80 years from now and memorials start to go up representing groups of kids impacted by decisions and programs of today, which side of the memorial do I want my great children to point at and say, that’s where our family was.

Maybe I forgot.

Maybe I forgot to remember.

Maybe I did not know about this memorial.

But I will not forget that memorials to our time are coming.

And I will not forget which side I will be on.

9.26.2020 – moment when all hear

moment when all hear
the alarm bell as call to
action, not the knell

On November 7, 1938, The House of Commons in Great Britain took up the sixth day of debate on the response of the House to King George VI after a recent message from the King to the house.

The official title of the debate in the history books is: Order read for resuming Adjourned Debate on Question [8th November]: That an humble Address be presented to His Majesty as followeth:

“Most Gracious Sovereign, We, Your Majesty’s most dutiful and loyal subjects, the Commons of the United Kingdom of Great Britain and Northern Ireland, in Parliament assembled, beg leave to offer our humble thanks to Your Majesty for the Gracious Speech which Your Majesty has addressed to both Houses of Parliament.”

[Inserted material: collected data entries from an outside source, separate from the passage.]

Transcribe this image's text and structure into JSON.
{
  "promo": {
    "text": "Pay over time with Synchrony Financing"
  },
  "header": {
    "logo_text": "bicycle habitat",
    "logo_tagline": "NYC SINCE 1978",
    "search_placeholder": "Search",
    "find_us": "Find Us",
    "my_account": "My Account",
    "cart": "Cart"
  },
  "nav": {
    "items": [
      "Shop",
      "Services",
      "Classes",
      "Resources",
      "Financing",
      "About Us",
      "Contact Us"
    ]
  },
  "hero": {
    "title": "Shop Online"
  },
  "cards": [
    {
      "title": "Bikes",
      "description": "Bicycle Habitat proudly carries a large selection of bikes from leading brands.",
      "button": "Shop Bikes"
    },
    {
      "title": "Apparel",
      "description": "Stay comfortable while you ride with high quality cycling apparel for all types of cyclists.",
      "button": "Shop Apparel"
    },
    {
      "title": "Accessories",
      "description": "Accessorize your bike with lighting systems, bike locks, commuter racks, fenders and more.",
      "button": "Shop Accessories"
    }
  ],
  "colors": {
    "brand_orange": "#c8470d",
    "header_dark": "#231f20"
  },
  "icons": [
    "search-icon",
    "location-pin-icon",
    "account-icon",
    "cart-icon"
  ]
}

This preamble was not in debate.

What was in debate was whether or the order thanks would also include some wording that would take advantage of the message to the King to acquaint the King with the recent developments in Europe.

Most of these developments concerned Nazi Germany and Hitler’s threats to take over the continent.

The six days of debate were over was the threat real or had the recent Munich Agreement satisfied Mr. Hitler.

Many members of the House thought so.

Mr. Winston Churchill, Member of Parliament for Epping did not.

Mr. Churchill entered into the debate with the full weight of his words several times over those six days.

Mr. Churchill closed his main speech with these words.

Is not this the moment when all should hear the deep, repeated strokes of the alarm bell, and when all should resolve that it shall be a call to action, and not the knell of our race and fame?

Oddly for me to write and has hard it is for me to see how there could have been two sides to the Munich debate, I can see how in today’s political climate, either side can use this quote.

History is written by the winners.

Which side was correct on using this quote will be decided in Novemeber.